Many JSON-P-complying web servers allow you to stipulate the name of the function you want it to call, normally by appending this info to the request URL via &callback=func_name.

More info on this here.

CORS / XHR2

In CORS, aka the cross-domain idea behind XHR (i.e. AJAX) v2, this will mean the server sending a header signifying which domains may make cross-domain requests to it - or all domains. In PHP, for example, we could allow any caller domain to make the request thus:

header("Access-Control-Allow-Origin: *");

More info on this here.

EasyXDM*

EasyXDM collates a number of vendor-specific and newer, HTML5-arriving means of posting and receiving text-based messages between domains, and is worth a look.

Non-JS

If you need to get something from a server that does not play ball, your only option is an intermediary server-side script, as these can fire cURL requests that can scrape a remote resource without the confines of the SOP.
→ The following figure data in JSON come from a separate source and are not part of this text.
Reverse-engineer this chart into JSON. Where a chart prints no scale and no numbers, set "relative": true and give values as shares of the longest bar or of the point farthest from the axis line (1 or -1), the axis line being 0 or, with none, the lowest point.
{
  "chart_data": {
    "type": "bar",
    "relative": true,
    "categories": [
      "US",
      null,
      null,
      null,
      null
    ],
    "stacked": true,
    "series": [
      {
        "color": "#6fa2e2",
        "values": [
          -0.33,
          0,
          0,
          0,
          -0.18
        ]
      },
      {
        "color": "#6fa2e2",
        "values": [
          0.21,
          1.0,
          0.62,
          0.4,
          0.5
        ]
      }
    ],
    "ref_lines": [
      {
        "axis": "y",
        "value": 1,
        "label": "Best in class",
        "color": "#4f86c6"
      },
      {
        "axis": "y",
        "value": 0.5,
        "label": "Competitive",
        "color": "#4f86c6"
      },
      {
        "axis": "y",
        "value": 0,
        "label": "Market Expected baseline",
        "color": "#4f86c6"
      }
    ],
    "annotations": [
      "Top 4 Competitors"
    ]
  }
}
$curl = curl_init("http://www.example.com/");
curl_setopt($curl, CURLOPT_RETURNTRANSFER, true);
$response = curl_exec($curl);

More on cURL here.

Wil answered 5/7, 2012 at 0:42 Comment(0)
T
1

Yes, this violates the same-origin policy.

You can get around this limitation by using JSONP, which leverages the behavior of the script tag to grab data from the second (database) host. This assumes that you can serve data from the second host in a very particular way: wrapping a JSON response in a callback. It also requires using GET to serve the responses.

An alternative is CORS, which will also require some control over how the server is sending data, and will limit you to more recent web browsers.